Probing the multiplicity of young massive stars with NIR interferometry and high-resolution imaging techniques

Most main sequence massive stars (~70%) belong to short-period binaries, a fact that does not reflect the binary parameters measured among populations of newly born massive stars. To bridge the gap between these two regimes, we need to obtain strong constrains on the origin of the pairing mechanism and the birth orbital properties. Different scenarios have been proposed to produce close binaries, such as the migration that can occur in the framework of disk fragmentation, in which massive binaries are originally formed at large separations and then harden on a time-scale of ~2 Myr. Testing this scenario requires to detect a significant number of relatively massive companions at separations corresponding to the expected size of the accretion disk. 

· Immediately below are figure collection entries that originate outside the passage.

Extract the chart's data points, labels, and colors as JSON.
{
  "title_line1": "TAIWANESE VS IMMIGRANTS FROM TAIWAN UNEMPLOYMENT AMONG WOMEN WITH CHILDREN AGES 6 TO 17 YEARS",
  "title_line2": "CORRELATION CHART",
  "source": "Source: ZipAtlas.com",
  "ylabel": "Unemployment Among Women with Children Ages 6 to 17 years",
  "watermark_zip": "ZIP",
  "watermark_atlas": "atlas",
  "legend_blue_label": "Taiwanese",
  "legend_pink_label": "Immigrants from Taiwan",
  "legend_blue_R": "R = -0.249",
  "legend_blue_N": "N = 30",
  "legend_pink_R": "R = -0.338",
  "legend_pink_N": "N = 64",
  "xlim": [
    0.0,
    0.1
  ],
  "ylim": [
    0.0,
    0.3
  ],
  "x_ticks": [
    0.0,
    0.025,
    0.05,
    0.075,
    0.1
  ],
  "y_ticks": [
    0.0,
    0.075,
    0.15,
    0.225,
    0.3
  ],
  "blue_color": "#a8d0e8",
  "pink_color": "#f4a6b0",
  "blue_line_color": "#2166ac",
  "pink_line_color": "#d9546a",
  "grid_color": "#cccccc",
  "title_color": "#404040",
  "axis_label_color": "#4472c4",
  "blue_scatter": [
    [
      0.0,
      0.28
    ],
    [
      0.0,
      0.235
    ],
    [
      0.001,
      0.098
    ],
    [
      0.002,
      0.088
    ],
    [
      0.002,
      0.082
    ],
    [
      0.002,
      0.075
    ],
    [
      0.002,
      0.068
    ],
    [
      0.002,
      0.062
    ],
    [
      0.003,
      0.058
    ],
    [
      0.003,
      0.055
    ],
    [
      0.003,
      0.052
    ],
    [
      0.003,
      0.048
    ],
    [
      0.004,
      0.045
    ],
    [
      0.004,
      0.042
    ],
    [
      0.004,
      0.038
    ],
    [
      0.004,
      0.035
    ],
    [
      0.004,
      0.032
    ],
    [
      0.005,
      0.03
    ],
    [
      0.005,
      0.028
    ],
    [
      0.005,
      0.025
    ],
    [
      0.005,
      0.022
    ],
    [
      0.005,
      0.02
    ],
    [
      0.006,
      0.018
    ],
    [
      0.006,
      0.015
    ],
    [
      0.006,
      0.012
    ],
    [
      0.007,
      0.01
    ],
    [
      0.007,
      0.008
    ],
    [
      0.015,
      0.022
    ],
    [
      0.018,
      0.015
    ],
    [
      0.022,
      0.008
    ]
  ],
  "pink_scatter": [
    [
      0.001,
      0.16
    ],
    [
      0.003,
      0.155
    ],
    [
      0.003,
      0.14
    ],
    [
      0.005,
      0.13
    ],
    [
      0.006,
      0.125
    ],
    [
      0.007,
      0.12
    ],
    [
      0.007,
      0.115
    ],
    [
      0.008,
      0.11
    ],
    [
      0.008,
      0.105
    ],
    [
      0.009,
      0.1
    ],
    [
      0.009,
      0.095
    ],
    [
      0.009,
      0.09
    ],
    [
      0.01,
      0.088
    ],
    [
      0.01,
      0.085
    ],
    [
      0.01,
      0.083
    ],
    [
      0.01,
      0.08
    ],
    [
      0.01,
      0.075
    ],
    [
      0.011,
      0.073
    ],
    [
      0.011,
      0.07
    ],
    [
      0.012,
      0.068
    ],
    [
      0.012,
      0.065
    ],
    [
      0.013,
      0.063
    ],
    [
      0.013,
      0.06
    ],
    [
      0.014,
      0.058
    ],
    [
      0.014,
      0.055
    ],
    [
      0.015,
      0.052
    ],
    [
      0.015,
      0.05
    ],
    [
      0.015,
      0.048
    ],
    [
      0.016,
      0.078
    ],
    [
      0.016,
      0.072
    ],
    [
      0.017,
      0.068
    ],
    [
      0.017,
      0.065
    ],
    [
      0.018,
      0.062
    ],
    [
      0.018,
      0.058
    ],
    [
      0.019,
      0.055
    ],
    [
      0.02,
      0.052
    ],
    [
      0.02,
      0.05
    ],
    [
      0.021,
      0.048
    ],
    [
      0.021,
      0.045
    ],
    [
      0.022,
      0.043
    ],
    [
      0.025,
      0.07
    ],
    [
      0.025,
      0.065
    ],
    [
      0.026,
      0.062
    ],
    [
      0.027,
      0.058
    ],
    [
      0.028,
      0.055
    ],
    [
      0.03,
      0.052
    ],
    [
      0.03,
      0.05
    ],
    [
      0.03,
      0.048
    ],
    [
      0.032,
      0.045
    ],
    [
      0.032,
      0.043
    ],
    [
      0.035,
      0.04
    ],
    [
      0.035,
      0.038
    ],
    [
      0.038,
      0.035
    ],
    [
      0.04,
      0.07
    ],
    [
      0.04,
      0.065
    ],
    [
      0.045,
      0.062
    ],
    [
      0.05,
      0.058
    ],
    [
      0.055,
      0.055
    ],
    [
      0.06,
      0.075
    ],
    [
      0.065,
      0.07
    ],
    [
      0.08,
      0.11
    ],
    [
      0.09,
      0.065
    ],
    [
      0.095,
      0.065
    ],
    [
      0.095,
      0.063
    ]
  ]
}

In my talk, I will describe how optical interferometry (GRAVITY) and high-angular resolution techniques (NACO) are of great importance in characterizing multiplicity at birth, on two different datasets. From the interferometric model fitting of the visibility amplitudes and closure phases, I will present some of my latest exciting results, including two important concepts: the multiplicity and companion fraction. In M17, we find a multiplicity fraction of 100% with 2.3 companions orbiting the central stars on average. Similarly, I will show a handful of preliminary multiplicity results from high-angular resolution images taken with NACO. These results will be compared to other recent studies and I will discuss the connection with the current star formation theories.